Trump Tariff 19% Resmi Berlaku, Indonesia Sikapi Kebijakan AS dengan Langkah Tegas

Menteri Koordinator Bidang Perekonomian Airlangga Hartarto

ASIAWORLDVIEW – Menteri Koordinator Bidang Perekonomian Airlangga Hartarto mengumumkan bahwa tarif timbal balik sebesar 19 persen antara Indonesia dan Amerika Serikat (AS) akan berlaku efektif pada 7 Agustus 2025. Ia mengatakan AS juga telah mengumumkan kebijakan tarif ini untuk 92 negara lainnya.

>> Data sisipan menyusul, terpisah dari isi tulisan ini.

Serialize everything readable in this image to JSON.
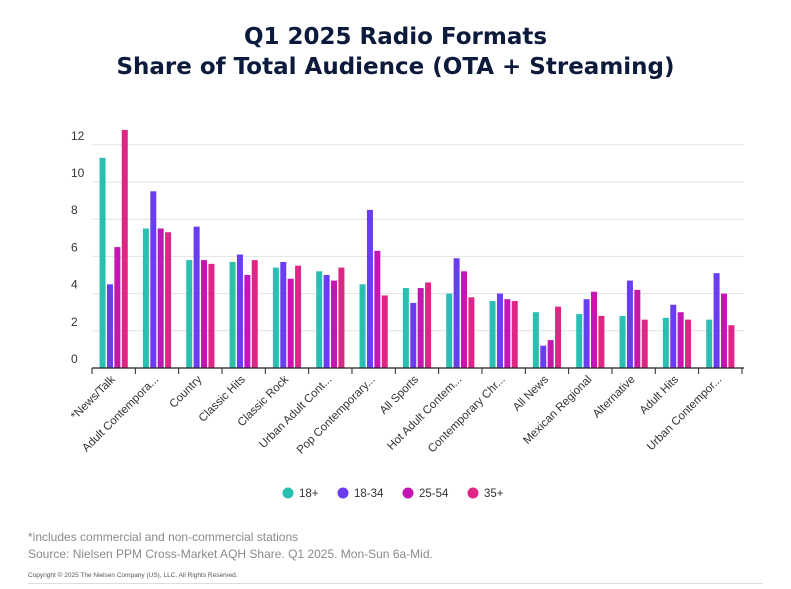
{
  "chart_data": {
    "type": "bar",
    "title_line1": "Q1 2025 Radio Formats",
    "title_line2": "Share of Total Audience (OTA + Streaming)",
    "xlabel": "",
    "ylabel": "",
    "ylim": [
      0,
      13
    ],
    "yticks": [
      "0",
      "2",
      "4",
      "6",
      "8",
      "10",
      "12"
    ],
    "grid": true,
    "legend_position": "bottom-center",
    "categories": [
      "*News/Talk",
      "Adult Contempora...",
      "Country",
      "Classic Hits",
      "Classic Rock",
      "Urban Adult Cont...",
      "Pop Contemporary...",
      "All Sports",
      "Hot Adult Contem...",
      "Contemporary Chr...",
      "All News",
      "Mexican Regional",
      "Alternative",
      "Adult Hits",
      "Urban Contempor..."
    ],
    "series": [
      {
        "name": "18+",
        "color": "#2bbfb3",
        "values": [
          11.3,
          7.5,
          5.8,
          5.7,
          5.4,
          5.2,
          4.5,
          4.3,
          4.0,
          3.6,
          3.0,
          2.9,
          2.8,
          2.7,
          2.6
        ]
      },
      {
        "name": "18-34",
        "color": "#6b3df2",
        "values": [
          4.5,
          9.5,
          7.6,
          6.1,
          5.7,
          5.0,
          8.5,
          3.5,
          5.9,
          4.0,
          1.2,
          3.7,
          4.7,
          3.4,
          5.1
        ]
      },
      {
        "name": "25-54",
        "color": "#c516b3",
        "values": [
          6.5,
          7.5,
          5.8,
          5.0,
          4.8,
          4.7,
          6.3,
          4.3,
          5.2,
          3.7,
          1.5,
          4.1,
          4.2,
          3.0,
          4.0
        ]
      },
      {
        "name": "35+",
        "color": "#df2586",
        "values": [
          12.8,
          7.3,
          5.6,
          5.8,
          5.5,
          5.4,
          3.9,
          4.6,
          3.8,
          3.6,
          3.3,
          2.8,
          2.6,
          2.6,
          2.3
        ]
      }
    ]
  },
  "footer": {
    "note": "*includes commercial and non-commercial stations",
    "source": "Source: Nielsen PPM Cross-Market AQH Share. Q1 2025. Mon-Sun 6a-Mid.",
    "copyright": "Copyright © 2025 The Nielsen Company (US), LLC. All Rights Reserved."
  }
}
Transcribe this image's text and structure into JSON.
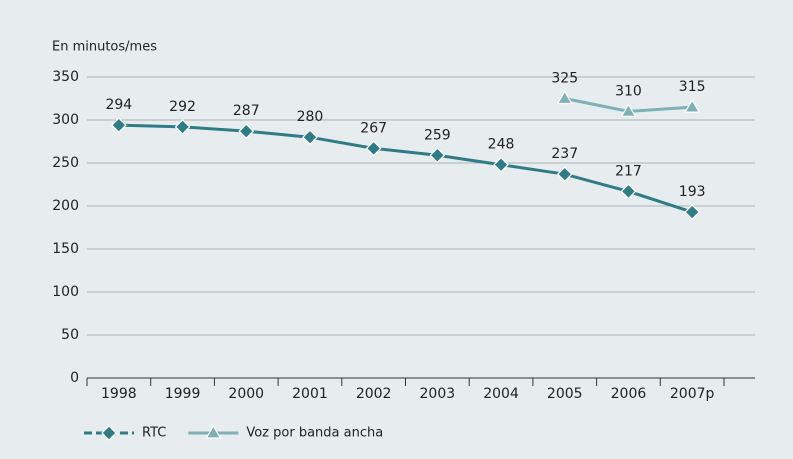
{
  "chart_data": {
    "type": "line",
    "y_axis_label": "En minutos/mes",
    "categories": [
      "1998",
      "1999",
      "2000",
      "2001",
      "2002",
      "2003",
      "2004",
      "2005",
      "2006",
      "2007p"
    ],
    "series": [
      {
        "name": "RTC",
        "color": "#2f7c86",
        "marker": "diamond",
        "values": [
          294,
          292,
          287,
          280,
          267,
          259,
          248,
          237,
          217,
          193
        ]
      },
      {
        "name": "Voz por banda ancha",
        "color": "#7eb0b8",
        "marker": "triangle",
        "values": [
          null,
          null,
          null,
          null,
          null,
          null,
          null,
          325,
          310,
          315
        ]
      }
    ],
    "ylim": [
      0,
      350
    ],
    "yticks": [
      0,
      50,
      100,
      150,
      200,
      250,
      300,
      350
    ],
    "grid": true,
    "legend": "bottom-left"
  }
}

“Tarif ini telah diumumkan kepada 92 negara. Indonesia telah menandatangani kesepakatan dan akan berlaku efektif pada 7 Agustus,” ujarnya pada Jumat (1/8/2025).

Menurut Menko Airlangga, tarif 19 persen Indonesia merupakan salah satu yang terendah di Asia Tenggara, kecuali Singapura yang dikenakan tarif 10 persen oleh AS.

Ia yakin Indonesia masih memiliki peluang besar untuk bersaing di pasar ekspor AS, terutama jika dibandingkan dengan India, yang merupakan salah satu pesaing utama Indonesia di sektor tekstil dan produk tekstil. AS saat ini memberlakukan tarif impor sebesar 25 persen untuk India.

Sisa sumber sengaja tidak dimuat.